Foundation Models

Discussion on T0pp. ChatGPT was released later. You can reduce a lot of downstream tasks into prompting. Big deal in 2022 or thereabouts.

Foundation models are increasingly common area of research in healthcare.

But what are they? There is a lot of ambiguity around this term. This is professor’s view of it, not the ‘global’ one.

They were introduced by people at Stanford (Bommasani et al, 2021).

There’s a spectrum:

Classical   ---------> Foundation
Single-Task ---------> Zero Shot
Single-Task ----> Multi-Task ----> Few-shot ----> Zero-shot

Few-shot learning specializes from pre-training (AKA “transfer learning”).

FMs are around the few and zero short part of the spectrum. LLMs are the dominant Foundation Models.
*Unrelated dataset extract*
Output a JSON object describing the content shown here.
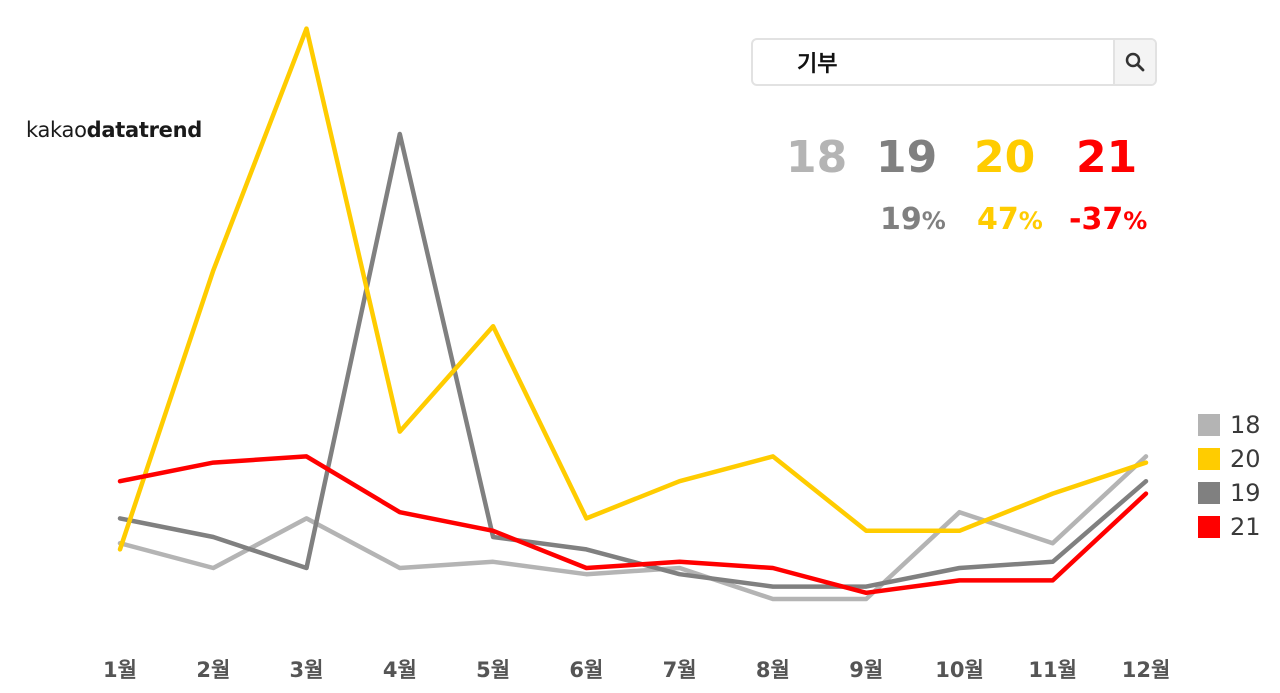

Note that using scale and some inductive bias and letting the training part ‘figure it all out’ has been proven to be more powerful than researchers programming the system or imparting ‘structure’.

Why not just use the Frontier Models? Well, they’re built on what human beings have produced. How can you map them to things like protein folding?

Some properties, things that define them in practice:

Generative AI (they can generate samples: text, images)
Large Dataset
Uses a Transformer NN
Uses an LLM
Data-efficient Task Adaptation (this is prof’s chief criterion)
Self-supervised Learning (uses some structure inherent in the data instead of requiring supervision).

Now a Classical model might

        X,y
         |
x ----> f(x) ----> y

But there’s something missing. Your data might have a distribution. That’s cool. But the tasks might also have a distribution! Now the idea is you look at the distribution of allowed tasks and these, in baby ML world, are latent and emerge during training.

Now if you incorporate tasks into Classical models, nothing really changes:

        X,y_a
          |
x ----> f_a(x) ----> y_a

Where $\alpha \in \text{Set of Tasks}$ . In FMs you pass the task (and input) to the model:

            X
            |
x, a ----> f(x) ----> y_a

Tasks

So you must ask “over what tasks” when considering a foundation model!

All foundation models are subsets of single-task models; the reverse is not true!

On a given task, a single-task model will match or outperform a foundation model. This is about efficiency!

Implicitly when you’re training a FM, you’re training over many tasks.

FMs push the SOTA on labeled data efficiency. The key thing here is that you’re using all the data for a single-task model. So if you have a ‘billion’ of data, you can get maybe 8 single-task models. Or, by FM proxy, you can get a lot more single-task models.

So consider Perf per Task (Bayes Error) versus Labeled Data per task. Health data lives in top left.

FMs push the SOTA on accessibility: if you have a ‘mild task shift’ you can argue that a single-task model will perform worse than a FM.

Ask:

What does FM meal for this model?
What is the distro of tasks?
Do you need data-efficient adaptability? Are you limited on total data or task-specific data?
Is a FM good enough for your case? How are you evaluating?